Businesses in the food industry were hardest hit by various types of malware in 2017, a new report from cybersecurity firm Cylance has revealed.
In its recently released 2017 Threat Report, Cylance said that customers in the food industry sector took the brunt of the malware attacks recorded last year. The food industry took 50% of malware attack out of a number of sectors including the hospitality, healthcare, products and other industries.

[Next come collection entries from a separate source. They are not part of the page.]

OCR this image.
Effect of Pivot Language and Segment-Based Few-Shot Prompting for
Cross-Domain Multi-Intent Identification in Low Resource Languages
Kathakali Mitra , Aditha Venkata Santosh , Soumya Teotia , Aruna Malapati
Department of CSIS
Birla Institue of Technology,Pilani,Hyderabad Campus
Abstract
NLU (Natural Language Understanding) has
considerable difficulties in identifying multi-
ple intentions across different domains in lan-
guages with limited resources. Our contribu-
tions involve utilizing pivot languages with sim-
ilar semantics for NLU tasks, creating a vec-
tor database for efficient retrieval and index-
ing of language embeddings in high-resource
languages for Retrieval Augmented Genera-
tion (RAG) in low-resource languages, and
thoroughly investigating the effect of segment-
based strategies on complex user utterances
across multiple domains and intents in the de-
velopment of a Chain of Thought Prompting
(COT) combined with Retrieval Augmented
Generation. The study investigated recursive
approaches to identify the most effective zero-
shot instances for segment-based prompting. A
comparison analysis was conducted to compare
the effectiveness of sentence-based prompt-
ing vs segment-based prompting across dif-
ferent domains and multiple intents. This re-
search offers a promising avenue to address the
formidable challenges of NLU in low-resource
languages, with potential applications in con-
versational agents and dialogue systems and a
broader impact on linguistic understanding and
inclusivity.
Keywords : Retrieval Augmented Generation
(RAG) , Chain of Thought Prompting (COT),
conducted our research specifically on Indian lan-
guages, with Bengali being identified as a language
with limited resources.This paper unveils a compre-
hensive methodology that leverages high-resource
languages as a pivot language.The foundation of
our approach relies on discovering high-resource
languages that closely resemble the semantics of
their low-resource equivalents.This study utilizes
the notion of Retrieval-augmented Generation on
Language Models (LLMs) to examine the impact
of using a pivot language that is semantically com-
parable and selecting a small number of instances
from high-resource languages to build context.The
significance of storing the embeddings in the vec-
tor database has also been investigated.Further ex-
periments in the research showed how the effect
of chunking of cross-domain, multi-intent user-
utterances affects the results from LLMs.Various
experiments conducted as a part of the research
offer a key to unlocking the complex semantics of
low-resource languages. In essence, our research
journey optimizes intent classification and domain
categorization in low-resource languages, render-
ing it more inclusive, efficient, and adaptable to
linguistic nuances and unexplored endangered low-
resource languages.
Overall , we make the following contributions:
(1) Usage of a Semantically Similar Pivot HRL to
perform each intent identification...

Customers from the hospitality sector trailed behind with 19% of attacks coming their way, followed by healthcare at 13%, products at 11% and others at 7%.
The company detected a 13.4% increase in the amount of attacks seen within its client ecosystem, equating to the prevention of over 3900 unique attacks per enterprise globally. In its report, the company also names the ‘top ten malware families’ from 2017 that includes WannaCry, Upatre, Cerber, Emotet, Locky, Petya, Ramnit, Fareit, PolyRansom and Terdot/Zloader. WannaCry, predictably, is at the top of the list.
Cylance head of security research Aditya Kapoor added:
The attacks and threats of 2017 are a reminder of the ingenuity and destructive capabilities of threat actors. All indicators point to a perfect storm with the explosion in the number and types of endpoints requiring protection, the rise in the diversity of attack types, and the ease with which they can be accessed and weaponized.
WannaCry, in particular, affected 58% of the company’s customers in the food industry, 25% in manufacturing and 9% in healthcare.
While there are widespread reports of several hundred WannaCry variants in the wild, the report suggests that this may not actually be the case. A majority of those variants are doctored versions of the original variant that were modified by its developers to alter its kill-switch domain. Other variants are subcomponents that have been carved or extracted from ondisk/in-memory images that lead to different hash values, albeit with identical functionality.
“Ransomware may not be what it seems. The WannaCry outbreak delivered a ransomware payload that rendered systems unusable around the world,” researchers wrote in the report. “hat said, the ransomware itself was very ineffective when it came to generating revenue for the bad actors. Nearly every machine that was compromised could not be recovered since the bad actor’s ransomware site, where the infected user could pay the bitcoin ransom, did not actually deliver the necessary encryption key to the user.”